First, you're not alone.
Second, it's not your fault.
Third, as far as I can tell there's nothing, really, you can do to reliably work around the problem.
And yes, that makes Hotmail pretty useless until the problem is resolved.
Browsing the forums at http://helpcommunity.live.com you'll find several current threads of discussion on the problem.
Some notes from those discussions include:
Maximizing your browser window apparently helps some (but not all) people work around this problem.
It may not happen on all computers.(*) Try logging in to your Hotmail account using a different computer.
Windows Live Hotmail support appears to have acknowledged this as a problem that they are working to resolve.

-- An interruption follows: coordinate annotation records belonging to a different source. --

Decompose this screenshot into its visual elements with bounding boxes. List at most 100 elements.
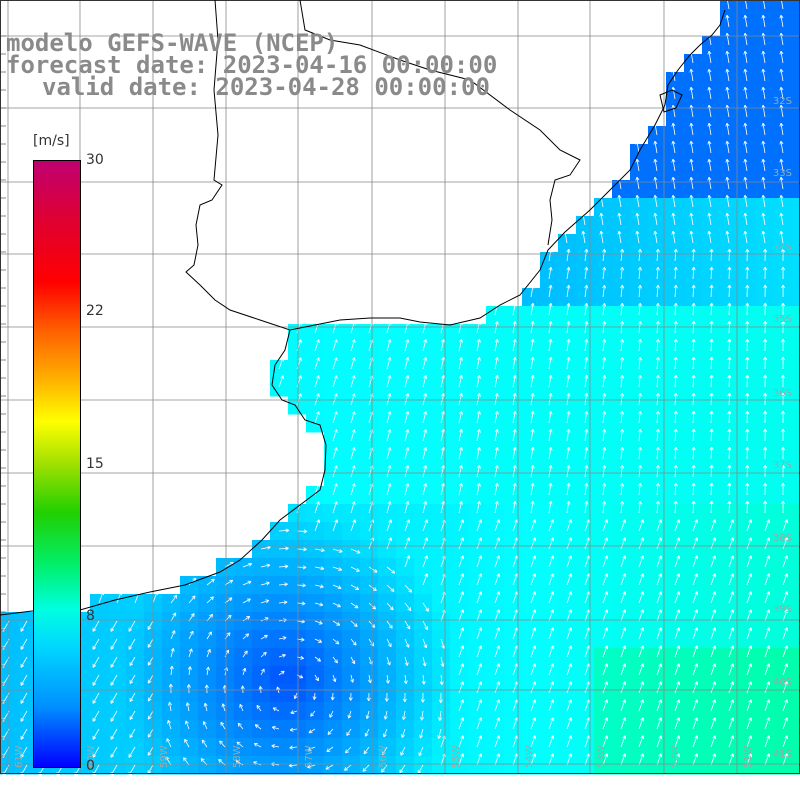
wind-arrow xyxy=(170,594,178,604)
wind-arrow xyxy=(184,738,190,748)
wind-cell xyxy=(522,486,541,505)
wind-arrow xyxy=(548,519,555,532)
wind-cell xyxy=(702,630,721,649)
wind-cell xyxy=(540,396,559,415)
wind-arrow xyxy=(530,717,537,730)
wind-arrow xyxy=(242,650,248,658)
wind-cell xyxy=(432,756,451,775)
wind-arrow xyxy=(350,465,356,478)
wind-arrow xyxy=(635,158,640,172)
wind-arrow xyxy=(584,464,589,478)
wind-arrow xyxy=(170,647,175,658)
wind-arrow xyxy=(635,230,640,244)
wind-arrow xyxy=(548,753,555,766)
wind-arrow xyxy=(727,374,732,388)
wind-cell xyxy=(504,576,523,595)
wind-arrow xyxy=(584,537,591,550)
wind-cell xyxy=(324,396,343,415)
wind-cell xyxy=(576,360,595,379)
wind-arrow xyxy=(458,465,463,478)
wind-cell xyxy=(342,756,361,775)
wind-arrow xyxy=(332,566,343,572)
wind-cell xyxy=(702,306,721,325)
wind-cell xyxy=(612,666,631,685)
wind-cell xyxy=(612,558,631,577)
wind-arrow xyxy=(314,638,322,643)
wind-cell xyxy=(612,234,631,253)
wind-cell xyxy=(468,612,487,631)
lat-lon-grid xyxy=(0,0,800,774)
wind-cell xyxy=(756,540,775,559)
wind-cell xyxy=(702,540,721,559)
wind-arrow xyxy=(620,446,625,460)
wind-arrow xyxy=(782,591,789,604)
wind-arrow xyxy=(707,140,712,154)
wind-arrow xyxy=(692,753,699,766)
wind-cell xyxy=(774,270,793,289)
wind-cell xyxy=(720,504,739,523)
wind-cell xyxy=(630,360,649,379)
wind-cell xyxy=(306,738,325,757)
wind-arrow xyxy=(710,591,717,604)
wind-cell xyxy=(576,738,595,757)
wind-cell xyxy=(576,414,595,433)
wind-arrow xyxy=(404,638,410,648)
wind-arrow xyxy=(764,645,771,658)
wind-arrow xyxy=(440,411,446,424)
wind-cell xyxy=(756,72,775,91)
wind-arrow xyxy=(512,446,517,460)
wind-arrow xyxy=(350,584,360,590)
wind-cell xyxy=(486,522,505,541)
wind-arrow xyxy=(655,302,660,316)
wind-cell xyxy=(594,630,613,649)
wind-cell xyxy=(504,432,523,451)
wind-arrow xyxy=(638,573,645,586)
wind-arrow xyxy=(764,537,771,550)
wind-cell xyxy=(630,270,649,289)
wind-cell xyxy=(720,144,739,163)
wind-cell xyxy=(594,486,613,505)
wind-arrow xyxy=(548,464,553,478)
wind-arrow xyxy=(236,741,244,748)
wind-arrow xyxy=(147,728,154,738)
wind-cell xyxy=(594,576,613,595)
wind-arrow xyxy=(296,565,307,570)
wind-arrow xyxy=(476,393,481,406)
wind-arrow xyxy=(710,609,717,622)
header-valid-date: valid date: 2023-04-28 00:00:00 xyxy=(42,73,490,101)
wind-cell xyxy=(468,414,487,433)
wind-arrow xyxy=(745,266,750,280)
wind-arrow xyxy=(691,446,696,460)
wind-cell xyxy=(792,0,800,19)
wind-cell xyxy=(378,378,397,397)
wind-arrow xyxy=(584,392,589,406)
wind-arrow xyxy=(440,339,446,352)
wind-cell xyxy=(756,234,775,253)
wind-arrow xyxy=(129,692,136,702)
wind-arrow xyxy=(620,500,625,514)
wind-arrow xyxy=(110,692,118,704)
wind-cell xyxy=(612,630,631,649)
wind-cell xyxy=(576,252,595,271)
wind-cell xyxy=(594,432,613,451)
wind-arrow xyxy=(20,656,28,668)
wind-arrow xyxy=(689,194,694,208)
wind-cell xyxy=(216,702,235,721)
wind-cell xyxy=(594,396,613,415)
wind-arrow xyxy=(458,555,465,568)
wind-arrow xyxy=(278,564,289,569)
wind-cell xyxy=(468,594,487,613)
wind-arrow xyxy=(400,746,406,756)
wind-arrow xyxy=(185,720,190,730)
wind-arrow xyxy=(602,338,607,352)
wind-arrow xyxy=(512,699,519,712)
wind-cell xyxy=(756,144,775,163)
wind-cell xyxy=(558,252,577,271)
wind-arrow xyxy=(745,356,750,370)
wind-arrow xyxy=(673,428,678,442)
wind-cell xyxy=(306,720,325,739)
wind-cell xyxy=(576,468,595,487)
wind-cell xyxy=(738,756,757,775)
wind-arrow xyxy=(779,176,784,190)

So the best advice I can offer is to either hang tight, and wait for the Hotmail folks to resolve the issue, or to switch to a different email service.
(*) One sub-question that comes up in these situations is "if it's not my computer, then why does switching computers make a difference?".
Hotmail is not one computer. In fact, I'm certain that it's comprised of hundreds of web servers that all act as the "internet side" of the Hotmail service.
Here's my theory: when you connect to Hotmail, you connect to one of those servers. As more connections from more people are made, the connections are spread out over those servers, but each person connects to one of those hundreds of servers.
Somehow that connection is persistent. That means that if you connect to Hotmail again from the same machine, you'll likely connect to the same specific server that you connected to before. If you connect from a different machine, then you'll likely connect to a different server.
And not all servers are experiencing the problem.
This is only a theory. I'm not saying this is how Hotmail works, but it's a reasonable explanation that I could see being plausible and that might explain why you might see different behavior connecting from different machines.